You can add this MicroSim to any web page by adding this to your HTML:

<iframe src="https://dmccreary.github.io/economics-course/sims/public-goods-game/main.html"
        height="507px"
        width="100%"
        scrolling="no"></iframe>

Lesson Plan

Grade Level

9-12 (High School Economics)

Duration

10-15 minutes

Prerequisites

  • Understanding of public goods (non-excludable, non-rivalrous)
  • Basic knowledge of incentives and rational self-interest
  • Familiarity with the concept of market failure

Activities

  1. Exploration (5 min): Have students play a full 10-round game first with a contribution of $0 (pure free rider), then reset and play with a contribution of $10 (full cooperator). Compare the total earnings in each case and discuss the results.
  2. Guided Practice (5 min): Ask students to find a contribution level that maximizes their personal payoff. Discuss why the individually rational choice (contribute less) leads to a collectively worse outcome (underfunded park).

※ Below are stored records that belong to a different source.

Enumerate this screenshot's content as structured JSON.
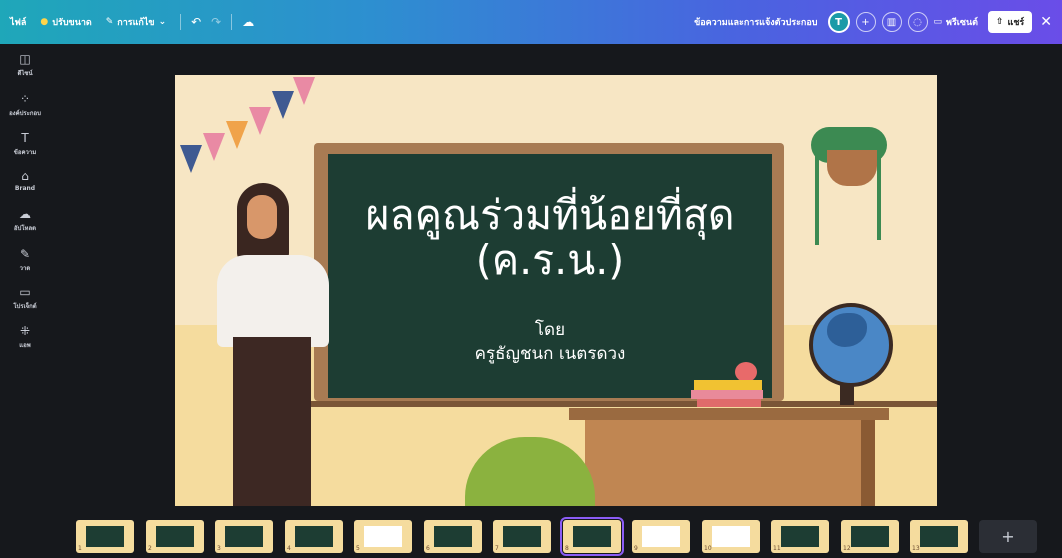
{
  "topbar": {
    "file_label": "ไฟล์",
    "resize_label": "ปรับขนาด",
    "edit_label": "การแก้ไข",
    "comments_label": "ข้อความและการแจ้งตัวประกอบ",
    "avatar_initial": "T",
    "present_label": "พรีเซนต์",
    "share_label": "แชร์"
  },
  "sidebar": {
    "items": [
      {
        "label": "ดีไซน์",
        "icon": "design-icon"
      },
      {
        "label": "องค์ประกอบ",
        "icon": "elements-icon"
      },
      {
        "label": "ข้อความ",
        "icon": "text-icon"
      },
      {
        "label": "Brand",
        "icon": "brand-icon"
      },
      {
        "label": "อัปโหลด",
        "icon": "upload-icon"
      },
      {
        "label": "วาด",
        "icon": "draw-icon"
      },
      {
        "label": "โปรเจ็กต์",
        "icon": "projects-icon"
      },
      {
        "label": "แอพ",
        "icon": "apps-icon"
      }
    ]
  },
  "slide": {
    "title_line1": "ผลคูณร่วมที่น้อยที่สุด",
    "title_line2": "(ค.ร.น.)",
    "by_label": "โดย",
    "author": "ครูธัญชนก  เนตรดวง"
  },
  "filmstrip": {
    "page_count": 13,
    "active_page": 8,
    "add_label": "+"
  },
  "colors": {
    "board": "#1d3d33",
    "board_frame": "#a87b53",
    "wall": "#f7e6c4",
    "accent_selection": "#8b5cf6"
  }
}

Connect this to real-world public goods like national defense, street lighting, and clean air.
  3. Assessment (5 min): Students write a response explaining the free rider problem using evidence from the simulation, and propose one mechanism (taxation, social norms, or regulation) that could solve the underprovision of public goods.

Assessment

  • Students can explain the free rider problem and why it leads to underprovision of public goods.
  • Students can identify the tension between individual rationality and collective welfare using payoff data from the game.
  • Students can propose real-world solutions to the free rider problem and evaluate their effectiveness.

References

  1. Public goods game - Wikipedia -- Overview of the game theory model used to study voluntary contributions to public goods.
  2. Free-rider problem - Wikipedia -- Explanation of why individuals have incentives to undercontribute to shared resources.
  3. Public good (economics) - Wikipedia -- Definition and characteristics of public goods, with examples and policy implications.